Más allá de lo sucedido ayer en Hamburgo, la catarsis colectiva que vive el Atlético -y que se prolongará, como mínimo, hasta el próximo miércoles, día de la final de Copa- tiene que servir para cambiarle el paso a una entidad centenaria desnortada desde hace años. Es hora de arrancar la mala hierba victimista que brotó del fatalmente ingenioso calificativo de Pupa' acuñado por el presidente Vicente Calderón tras la fatídica derrota ante el Bayern en la final de la Copa de Europa de 1974.

Alentada por campañas publicitarias tan geniales como perniciosas, el poso de sufridor se instaló en las entrañas del club, engordó y acabó tapando el auténtico espíritu del Atlético. Para justificar el descenso a Segunda (año 2000), envolvió su grandeza en compasión impostada y encerró la gloria en un baúl de lástima y excusas baratas que contagiaron a buena parte de la masa social. Dejó de ser un equipo respetado, incluso temido y cualquier rival se cree con licencia para subírsele a las barbas.

Un silente grupo de veteranos jugadores de leyenda y un puñado de aficionados con memoria y coherencia ha mantenido viva la llama del verdadero sentimiento atlético. Ese fuego parece haber prendido estos días, avivado, paradójicamente, por Quique, un entrenador de origen blanco -ha habido y hay varios infiltrados madridistas, luego conversos, en las entrañas del Calderón- que ha sabido leer la historia y, sobre todo, transmitirla al mundo.

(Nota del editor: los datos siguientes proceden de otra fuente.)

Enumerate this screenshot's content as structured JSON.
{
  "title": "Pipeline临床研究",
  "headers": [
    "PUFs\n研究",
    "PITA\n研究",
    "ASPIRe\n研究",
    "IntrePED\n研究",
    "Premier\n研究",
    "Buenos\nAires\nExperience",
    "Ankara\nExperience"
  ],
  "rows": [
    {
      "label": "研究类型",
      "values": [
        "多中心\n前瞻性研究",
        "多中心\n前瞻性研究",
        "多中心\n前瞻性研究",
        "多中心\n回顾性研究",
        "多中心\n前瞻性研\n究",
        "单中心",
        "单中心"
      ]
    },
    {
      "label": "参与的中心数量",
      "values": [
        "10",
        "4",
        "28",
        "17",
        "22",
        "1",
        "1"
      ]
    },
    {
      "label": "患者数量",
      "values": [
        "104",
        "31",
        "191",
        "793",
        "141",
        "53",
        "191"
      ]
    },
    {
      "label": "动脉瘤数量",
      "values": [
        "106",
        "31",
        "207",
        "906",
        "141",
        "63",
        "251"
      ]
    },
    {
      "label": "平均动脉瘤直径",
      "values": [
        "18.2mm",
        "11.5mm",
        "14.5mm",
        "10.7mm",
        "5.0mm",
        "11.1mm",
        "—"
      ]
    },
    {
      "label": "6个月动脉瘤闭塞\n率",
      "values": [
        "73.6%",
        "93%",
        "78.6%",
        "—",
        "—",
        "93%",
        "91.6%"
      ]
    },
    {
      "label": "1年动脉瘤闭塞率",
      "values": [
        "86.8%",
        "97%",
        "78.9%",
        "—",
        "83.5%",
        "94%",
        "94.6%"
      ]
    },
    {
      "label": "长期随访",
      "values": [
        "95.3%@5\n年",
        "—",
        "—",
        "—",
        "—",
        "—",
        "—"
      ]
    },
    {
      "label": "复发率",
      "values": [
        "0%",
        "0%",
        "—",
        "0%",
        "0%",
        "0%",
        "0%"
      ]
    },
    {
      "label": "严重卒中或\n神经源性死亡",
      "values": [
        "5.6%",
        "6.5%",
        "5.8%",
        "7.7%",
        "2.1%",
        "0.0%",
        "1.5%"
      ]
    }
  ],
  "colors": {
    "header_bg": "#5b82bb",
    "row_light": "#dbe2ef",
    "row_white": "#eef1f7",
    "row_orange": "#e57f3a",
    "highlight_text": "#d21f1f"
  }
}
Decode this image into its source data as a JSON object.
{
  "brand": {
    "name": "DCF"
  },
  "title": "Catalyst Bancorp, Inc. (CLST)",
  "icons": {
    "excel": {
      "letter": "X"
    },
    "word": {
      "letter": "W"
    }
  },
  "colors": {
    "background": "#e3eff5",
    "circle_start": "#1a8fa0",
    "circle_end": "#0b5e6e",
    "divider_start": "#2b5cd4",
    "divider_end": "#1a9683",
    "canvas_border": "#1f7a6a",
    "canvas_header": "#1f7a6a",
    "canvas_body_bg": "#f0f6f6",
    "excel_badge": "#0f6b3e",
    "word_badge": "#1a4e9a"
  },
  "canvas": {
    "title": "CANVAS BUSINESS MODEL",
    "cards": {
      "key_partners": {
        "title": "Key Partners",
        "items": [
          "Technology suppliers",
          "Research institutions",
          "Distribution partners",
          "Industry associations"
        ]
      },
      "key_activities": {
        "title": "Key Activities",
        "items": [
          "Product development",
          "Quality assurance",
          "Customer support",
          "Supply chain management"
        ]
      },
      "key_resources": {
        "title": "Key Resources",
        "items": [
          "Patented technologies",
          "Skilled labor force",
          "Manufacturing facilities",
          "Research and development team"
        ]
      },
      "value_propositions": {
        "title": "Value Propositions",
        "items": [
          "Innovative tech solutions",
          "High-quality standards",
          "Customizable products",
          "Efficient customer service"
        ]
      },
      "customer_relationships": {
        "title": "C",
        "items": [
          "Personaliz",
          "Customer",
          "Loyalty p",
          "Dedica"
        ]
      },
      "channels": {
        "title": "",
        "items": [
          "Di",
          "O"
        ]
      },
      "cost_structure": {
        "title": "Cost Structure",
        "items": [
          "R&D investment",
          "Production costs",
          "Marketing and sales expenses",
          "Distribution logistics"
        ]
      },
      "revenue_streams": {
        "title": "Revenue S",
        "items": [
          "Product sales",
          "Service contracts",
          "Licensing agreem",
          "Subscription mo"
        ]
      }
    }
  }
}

Y ha reforzado su discurso renovador con hechos. O, para ser exactos, con De Gea y Domínguez, dos chavales de la cantera a los que la afición se ha ido agarrando hasta convertirlos en icono de los nuevos tiempos. El espíritu del Atlético de siempre, el de verdad, tiene que florecer bajo la alargada sombra de esos futbolistas noveles y de los miles de jóvenes seguidores que descubren estos días la versión gloriosa y grande del club que aman.